命 名

7. 使い魔(第壱幕)

ゆっくりと一歩、又一歩と
朔耶は目の前の女に近付いて行く。
表情、動き、どれも変化は無い。

「朔耶…」

十六夜も又、静かにその様子を見ていた。
後を追う素振りは無い。
朔耶の意を尊重し、留まっている。
ただ、その拳は硬く握られたままだった。

そのまま女の横を擦り抜ける一瞬。
朔耶は視線を前に向けたまま、
女の耳に届く様に低く静かに呟いた。

其奴ソイツ迄捨てたら、地獄に叩き落してやるからな」

女がギョッとした表情で朔耶の方を振り返る。
しかし彼は何も言わず、そのまま通り過ぎて行った。
立ち止まったまま、女は肩を震わせている。
丁度、女自身が仔犬を捨てた…あの場所で。

* * * * * *

その夜。

朔耶が新鮮な牛肉を刻んでドックフードを作った。
仔犬は最初驚いたが、
食べても良いと言われた瞬間エサに飛びついた。

「キッチリ躾されてたんだな、お前。
 行儀も良いし、お利口さんじゃないか」

優しく頭を撫でてやりながら
朔耶はこの小さな魂の痛みを感じ取っていた。
霊体となった今でも、受けた傷は残っている。
消え去る事の無い【事実】として。

「名を」
「ん?」
「名を付けてやるが良い」
「十六夜…?」
「考える時間は、有ったのだろう?」
「まぁな…」

一応時間は有った。
しかしこの度のゴタゴタでそれ所では無かったのだ。
流石に十六夜に対して、その様な事は言えないが。

「そうだな…」

朔耶はふと、TVで流れるDVD映像に目をやった。
自分が愛して止まない作品と
その中で一際輝く三人の若者の姿。

「…決めた」

朔耶はそう呟き、盛大に頷く。
十六夜と使い魔達は驚いた表情を浮かべていた。

「先ずは狐ちゃん。
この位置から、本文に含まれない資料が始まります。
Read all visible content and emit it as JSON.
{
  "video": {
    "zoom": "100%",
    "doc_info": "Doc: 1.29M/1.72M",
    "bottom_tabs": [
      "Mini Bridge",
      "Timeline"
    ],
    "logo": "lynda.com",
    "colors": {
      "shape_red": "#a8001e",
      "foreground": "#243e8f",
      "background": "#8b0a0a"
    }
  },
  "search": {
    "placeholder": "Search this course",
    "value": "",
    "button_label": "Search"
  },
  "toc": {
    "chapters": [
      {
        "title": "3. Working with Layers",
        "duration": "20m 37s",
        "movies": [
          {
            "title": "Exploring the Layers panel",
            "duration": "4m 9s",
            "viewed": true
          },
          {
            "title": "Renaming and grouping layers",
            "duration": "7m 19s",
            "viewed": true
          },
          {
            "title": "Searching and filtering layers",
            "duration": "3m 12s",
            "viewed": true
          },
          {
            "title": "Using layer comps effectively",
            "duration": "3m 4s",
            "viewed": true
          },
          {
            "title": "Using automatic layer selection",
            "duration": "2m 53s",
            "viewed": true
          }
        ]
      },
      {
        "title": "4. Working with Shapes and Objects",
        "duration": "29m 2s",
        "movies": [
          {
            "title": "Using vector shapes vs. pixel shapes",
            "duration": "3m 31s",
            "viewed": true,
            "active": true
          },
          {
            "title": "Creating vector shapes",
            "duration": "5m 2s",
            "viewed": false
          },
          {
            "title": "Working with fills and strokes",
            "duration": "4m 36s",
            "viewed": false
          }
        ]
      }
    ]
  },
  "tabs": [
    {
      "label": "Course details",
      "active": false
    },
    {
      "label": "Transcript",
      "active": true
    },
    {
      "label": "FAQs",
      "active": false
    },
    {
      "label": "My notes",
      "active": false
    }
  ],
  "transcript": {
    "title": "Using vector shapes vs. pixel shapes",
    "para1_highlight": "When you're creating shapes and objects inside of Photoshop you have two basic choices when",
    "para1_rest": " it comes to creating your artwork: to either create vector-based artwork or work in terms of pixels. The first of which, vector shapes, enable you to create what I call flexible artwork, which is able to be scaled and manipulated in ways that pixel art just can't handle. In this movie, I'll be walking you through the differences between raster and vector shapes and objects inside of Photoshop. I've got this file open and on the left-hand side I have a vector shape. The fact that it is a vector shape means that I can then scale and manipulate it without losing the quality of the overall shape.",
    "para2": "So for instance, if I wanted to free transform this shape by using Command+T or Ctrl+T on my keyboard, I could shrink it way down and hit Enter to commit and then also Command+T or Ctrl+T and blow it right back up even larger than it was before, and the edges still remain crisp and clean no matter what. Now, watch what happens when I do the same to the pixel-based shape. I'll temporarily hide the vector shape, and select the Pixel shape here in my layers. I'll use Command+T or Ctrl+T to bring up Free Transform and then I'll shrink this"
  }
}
お前は今から【ハヤト】だ」
ハヤト、か?
「そう。で鳩ちゃんは…【ムサシ】な」
ムサシ…。武蔵……
「で、最後にワンコちゃん。お前は【リョウマ】だ」
ン?
「お前達、三体の力を一つに合わせて
 主たる十六夜を確りと守るんだぞ!」

十六夜は暫くその様子を眺めていたが、
ふとTVの映像に目をやって苦笑を浮かべた。

「成程、【下駄ろぼ】からか…」
「安直だと笑うなよな」
「笑いなどせぬ。良い名を賜ったのだから」
「十六夜…」
「良かったな、お主達。
 この素敵な名を与えてくれた朔耶の事も
 主と同様に思い、慕うのじゃぞ」

十六夜の言葉に朔耶は驚いた様だったが
名を与えられた使い魔達はそれを理解したらしく
嬉しそうに声を上げていた。

「家族が増えた。そう云う事じゃ」
「あぁ、そうだな」

十六夜の微笑みに、朔耶も笑みを浮かべて返した。